Note, in case your report file contains raw html chunks (such as plots or images), you will need use wkhtmltopdf pdf engine.

Formatting and plots

Python

When it comes to report formatting, there are 3 types of outputs in a Python script: Standard <code> block (default), HTML, or Markdown.

By default merkury treats any code printing some output (e.g., print()) as one containing code and puts it into <code> blocks.
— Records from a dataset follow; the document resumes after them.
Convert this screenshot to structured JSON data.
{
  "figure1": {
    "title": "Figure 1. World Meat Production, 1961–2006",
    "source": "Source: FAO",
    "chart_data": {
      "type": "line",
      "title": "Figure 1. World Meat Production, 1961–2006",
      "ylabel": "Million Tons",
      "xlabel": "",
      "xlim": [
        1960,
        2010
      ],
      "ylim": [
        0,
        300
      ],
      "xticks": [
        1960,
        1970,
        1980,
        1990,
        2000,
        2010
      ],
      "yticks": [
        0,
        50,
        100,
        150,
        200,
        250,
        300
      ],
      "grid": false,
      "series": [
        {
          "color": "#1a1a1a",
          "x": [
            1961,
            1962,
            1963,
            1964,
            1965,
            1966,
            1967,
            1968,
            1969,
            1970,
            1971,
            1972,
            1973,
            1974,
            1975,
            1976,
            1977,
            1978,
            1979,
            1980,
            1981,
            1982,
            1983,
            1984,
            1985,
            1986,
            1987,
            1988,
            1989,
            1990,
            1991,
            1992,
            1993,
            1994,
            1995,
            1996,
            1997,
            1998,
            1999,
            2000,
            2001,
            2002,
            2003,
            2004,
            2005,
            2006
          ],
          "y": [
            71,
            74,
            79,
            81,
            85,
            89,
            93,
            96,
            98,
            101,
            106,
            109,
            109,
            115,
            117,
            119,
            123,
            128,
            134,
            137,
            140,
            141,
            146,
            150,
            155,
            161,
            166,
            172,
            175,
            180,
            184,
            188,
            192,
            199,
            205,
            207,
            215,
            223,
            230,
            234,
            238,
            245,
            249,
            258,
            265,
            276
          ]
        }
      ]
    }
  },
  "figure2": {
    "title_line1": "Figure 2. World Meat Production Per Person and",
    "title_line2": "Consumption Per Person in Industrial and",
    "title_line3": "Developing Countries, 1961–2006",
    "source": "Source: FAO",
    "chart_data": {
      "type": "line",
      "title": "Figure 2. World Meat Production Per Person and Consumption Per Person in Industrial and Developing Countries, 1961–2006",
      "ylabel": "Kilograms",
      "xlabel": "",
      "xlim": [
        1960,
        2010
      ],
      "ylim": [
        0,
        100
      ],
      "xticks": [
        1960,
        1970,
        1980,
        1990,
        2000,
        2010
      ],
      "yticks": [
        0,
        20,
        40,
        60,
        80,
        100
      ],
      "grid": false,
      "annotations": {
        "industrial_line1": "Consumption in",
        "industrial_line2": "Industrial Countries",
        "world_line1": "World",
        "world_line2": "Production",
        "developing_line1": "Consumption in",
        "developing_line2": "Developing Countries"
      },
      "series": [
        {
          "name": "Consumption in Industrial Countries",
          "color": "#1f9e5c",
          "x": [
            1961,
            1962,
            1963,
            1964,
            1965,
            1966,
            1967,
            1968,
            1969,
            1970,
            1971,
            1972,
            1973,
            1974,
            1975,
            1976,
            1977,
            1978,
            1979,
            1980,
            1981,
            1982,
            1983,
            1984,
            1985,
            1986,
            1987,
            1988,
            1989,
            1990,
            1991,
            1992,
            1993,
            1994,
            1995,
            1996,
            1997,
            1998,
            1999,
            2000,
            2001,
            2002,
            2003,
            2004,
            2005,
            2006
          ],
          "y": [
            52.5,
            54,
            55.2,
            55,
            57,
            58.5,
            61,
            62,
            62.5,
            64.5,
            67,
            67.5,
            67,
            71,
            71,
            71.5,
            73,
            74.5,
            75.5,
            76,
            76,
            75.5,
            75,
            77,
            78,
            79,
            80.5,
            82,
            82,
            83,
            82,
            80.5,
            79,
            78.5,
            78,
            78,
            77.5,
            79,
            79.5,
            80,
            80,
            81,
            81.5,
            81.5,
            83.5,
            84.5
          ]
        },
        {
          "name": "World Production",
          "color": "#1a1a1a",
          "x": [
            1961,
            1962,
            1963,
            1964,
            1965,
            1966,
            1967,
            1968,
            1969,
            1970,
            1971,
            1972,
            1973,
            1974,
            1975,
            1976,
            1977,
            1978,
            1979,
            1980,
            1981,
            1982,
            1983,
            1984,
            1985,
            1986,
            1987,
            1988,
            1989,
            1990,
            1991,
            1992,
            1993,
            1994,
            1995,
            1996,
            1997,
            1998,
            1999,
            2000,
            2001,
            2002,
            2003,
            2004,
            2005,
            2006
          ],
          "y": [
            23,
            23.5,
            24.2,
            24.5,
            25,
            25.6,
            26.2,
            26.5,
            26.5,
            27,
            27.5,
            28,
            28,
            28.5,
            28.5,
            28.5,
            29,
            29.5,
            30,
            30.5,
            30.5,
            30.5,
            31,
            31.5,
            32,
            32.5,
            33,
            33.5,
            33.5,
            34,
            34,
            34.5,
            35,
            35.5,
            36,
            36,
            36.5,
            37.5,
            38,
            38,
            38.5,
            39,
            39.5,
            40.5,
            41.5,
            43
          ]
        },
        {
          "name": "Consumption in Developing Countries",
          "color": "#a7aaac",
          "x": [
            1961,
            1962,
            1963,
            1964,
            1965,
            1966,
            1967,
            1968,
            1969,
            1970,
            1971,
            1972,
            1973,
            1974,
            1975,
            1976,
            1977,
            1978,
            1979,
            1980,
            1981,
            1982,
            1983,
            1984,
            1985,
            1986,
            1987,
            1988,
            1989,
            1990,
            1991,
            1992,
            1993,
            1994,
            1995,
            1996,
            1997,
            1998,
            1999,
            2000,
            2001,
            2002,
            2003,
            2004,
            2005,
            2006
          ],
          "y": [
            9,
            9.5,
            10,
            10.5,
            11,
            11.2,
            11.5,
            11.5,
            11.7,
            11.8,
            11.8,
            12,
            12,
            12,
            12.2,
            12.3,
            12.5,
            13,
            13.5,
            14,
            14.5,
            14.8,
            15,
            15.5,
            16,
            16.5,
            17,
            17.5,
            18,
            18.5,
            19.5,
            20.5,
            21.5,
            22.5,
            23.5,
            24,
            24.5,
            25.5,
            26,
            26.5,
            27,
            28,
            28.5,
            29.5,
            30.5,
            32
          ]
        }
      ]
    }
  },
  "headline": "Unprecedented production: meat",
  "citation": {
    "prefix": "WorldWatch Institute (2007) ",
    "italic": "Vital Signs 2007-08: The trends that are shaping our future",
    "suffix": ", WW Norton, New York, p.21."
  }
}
If your output is actually HTML or Markdown, you need to indicate that by placing a magic comment after print statement in your script.

HTML

You need to put a comment #HTML after a line that outputs raw HTML. For example:

print(pandas_df.to_html(border=0))
#HTML

In addition to writing HTML by hand or using libraries that allow formatting output as HTML, merkury provides utility functions to format plots from common libraries. See plotting docs for details.

Markdown

It's also possible to render text formatted in markdown. You need to put magic comment #MARKDOWN after print statement.

For example:

print("""
# I'm a markdown header

List:

* l1
* l2

""")
#MARKDOWN

SQL

Unlike Python, there are no special formatting instructions you can specify in comments. Outputs from all queries will be formatted as a HTML table.